In a real world system: Very complicated! I think for a useful system the relationship will have to be comparable to the relationship between human goals and the reward signals we receive.

I'm trying to say: "A naive measure-optimizing system will do X, which is bad; let's explore a system that could do possibly not do X".

It is a small step. But a worthwhile one I think.

If your system is (1) trying to achieve goals suggested by its model and (2) trying to reduce the difference between the model's predictions and some measure, then it is optimizing for that measure, just in a roundabout way, and I don't see what will make it any less subject to Goodhart's law than another system trying to optimize for that same measure.

(That doesn't mean I think the overall structure you describe is a bad one. In fact, I think it's a more or less inevitable one. But I don't see that it does what you want it to.)

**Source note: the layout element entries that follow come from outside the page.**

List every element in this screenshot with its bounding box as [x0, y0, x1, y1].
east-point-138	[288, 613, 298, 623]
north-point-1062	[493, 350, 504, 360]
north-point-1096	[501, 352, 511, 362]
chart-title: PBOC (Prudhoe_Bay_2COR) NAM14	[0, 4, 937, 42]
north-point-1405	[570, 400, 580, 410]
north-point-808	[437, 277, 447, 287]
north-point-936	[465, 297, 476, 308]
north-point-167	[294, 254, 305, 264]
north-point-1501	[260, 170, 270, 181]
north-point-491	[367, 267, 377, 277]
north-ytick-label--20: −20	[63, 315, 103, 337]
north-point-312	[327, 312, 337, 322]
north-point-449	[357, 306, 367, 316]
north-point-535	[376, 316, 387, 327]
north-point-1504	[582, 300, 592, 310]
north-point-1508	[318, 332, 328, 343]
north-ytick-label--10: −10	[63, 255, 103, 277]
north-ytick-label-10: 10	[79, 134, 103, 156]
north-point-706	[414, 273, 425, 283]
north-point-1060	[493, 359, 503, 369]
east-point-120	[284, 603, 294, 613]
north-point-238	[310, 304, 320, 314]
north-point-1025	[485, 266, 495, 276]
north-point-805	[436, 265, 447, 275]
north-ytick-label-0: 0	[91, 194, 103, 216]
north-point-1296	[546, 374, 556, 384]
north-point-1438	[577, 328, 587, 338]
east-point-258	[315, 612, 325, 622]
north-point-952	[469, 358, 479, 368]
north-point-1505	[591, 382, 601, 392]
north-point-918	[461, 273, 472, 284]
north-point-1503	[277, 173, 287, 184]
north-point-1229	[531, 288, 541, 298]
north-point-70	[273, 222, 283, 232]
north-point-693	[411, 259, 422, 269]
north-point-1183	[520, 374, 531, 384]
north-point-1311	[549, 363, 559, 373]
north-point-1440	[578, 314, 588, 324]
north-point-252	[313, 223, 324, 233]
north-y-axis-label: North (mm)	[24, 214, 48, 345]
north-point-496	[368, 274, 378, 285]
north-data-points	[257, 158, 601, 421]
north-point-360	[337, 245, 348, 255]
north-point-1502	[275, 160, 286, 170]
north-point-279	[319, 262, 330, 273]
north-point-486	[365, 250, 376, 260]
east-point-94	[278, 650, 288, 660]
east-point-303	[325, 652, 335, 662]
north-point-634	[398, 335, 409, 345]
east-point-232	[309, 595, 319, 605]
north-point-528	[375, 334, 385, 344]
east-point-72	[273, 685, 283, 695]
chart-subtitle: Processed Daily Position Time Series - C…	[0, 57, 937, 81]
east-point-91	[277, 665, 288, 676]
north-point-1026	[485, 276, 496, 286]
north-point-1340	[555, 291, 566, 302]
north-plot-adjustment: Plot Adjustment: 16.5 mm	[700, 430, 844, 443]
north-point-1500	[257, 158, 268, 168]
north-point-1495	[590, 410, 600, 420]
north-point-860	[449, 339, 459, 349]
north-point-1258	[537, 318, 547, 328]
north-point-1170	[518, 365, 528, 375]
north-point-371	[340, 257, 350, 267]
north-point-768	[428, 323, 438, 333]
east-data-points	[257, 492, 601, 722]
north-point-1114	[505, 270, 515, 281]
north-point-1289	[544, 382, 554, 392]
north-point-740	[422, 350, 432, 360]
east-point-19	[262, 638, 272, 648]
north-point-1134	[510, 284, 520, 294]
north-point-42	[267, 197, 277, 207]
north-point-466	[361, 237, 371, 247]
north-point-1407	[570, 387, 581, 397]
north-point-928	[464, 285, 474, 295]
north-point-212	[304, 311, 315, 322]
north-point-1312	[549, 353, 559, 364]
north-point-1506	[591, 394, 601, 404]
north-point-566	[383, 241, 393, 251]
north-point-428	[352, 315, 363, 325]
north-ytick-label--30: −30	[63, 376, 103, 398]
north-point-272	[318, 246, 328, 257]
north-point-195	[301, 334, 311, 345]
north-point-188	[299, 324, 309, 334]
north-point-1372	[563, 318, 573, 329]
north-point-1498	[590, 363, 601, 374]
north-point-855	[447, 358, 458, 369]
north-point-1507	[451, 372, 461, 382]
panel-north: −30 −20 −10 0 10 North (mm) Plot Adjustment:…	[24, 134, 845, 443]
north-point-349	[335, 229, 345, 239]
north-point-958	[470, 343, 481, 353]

If your system is (1) trying to achieve goals suggested by its model and (2) trying to reduce the difference between the model's predictions and some measure, then it is optimizing for that measure,

If and only if the model creates goals that optimize for the measure, it doesn't need to!

Consider the humans choice between different snacks, a carrot or the sweet sweet dopamine hit of a sugary fatty chocolate biscuit. The dopamine here is the measure. If the model can predict that eating carrots will not feel great, but be better in some way of hitting the thing that the measure is actually pointing at, say survival/health, it might decide to have the strategy of picking the carrot. It has to just correctly predict that it won't get much positive feedback from the dopamine measure for it, and it won't be penalized for it.

I'm not saying that this is a silver bullet or will solve all our problems.

So are you assuming that we already know "the thing that the measure is actually pointing at"? Because it seems like that, rather than anything to do with the structure of models and measures and so forth, is what's helpful here.

So are you assuming that we already know "the thing that the measure is actually pointing at"?

Nope, I'm assuming that you want to be able to know what the measure is actually pointing at. To do so you need an architecture that can support that type of idea. It may be wrong, but I want the chance that it will be correct.

With dopamine for sugary things, we started our lives without knowing what the measure is actually pointing at, we manage to get to a state where we think we know what the measure is pointing at. This would have been impossible if we did not have a system of capable of believing it knew better than the measure.

Edit to add: Other ways we could be wrong about what the dopamine measure is pointing to but still useful is things like. Sweet things are of the devil you should not eat of them, they are delicious but will destroy your immortal soul. Carrots are virtuous but taste bad. This gives the same predictions and actions but is wrong. The system should be able to support this type of thing as well.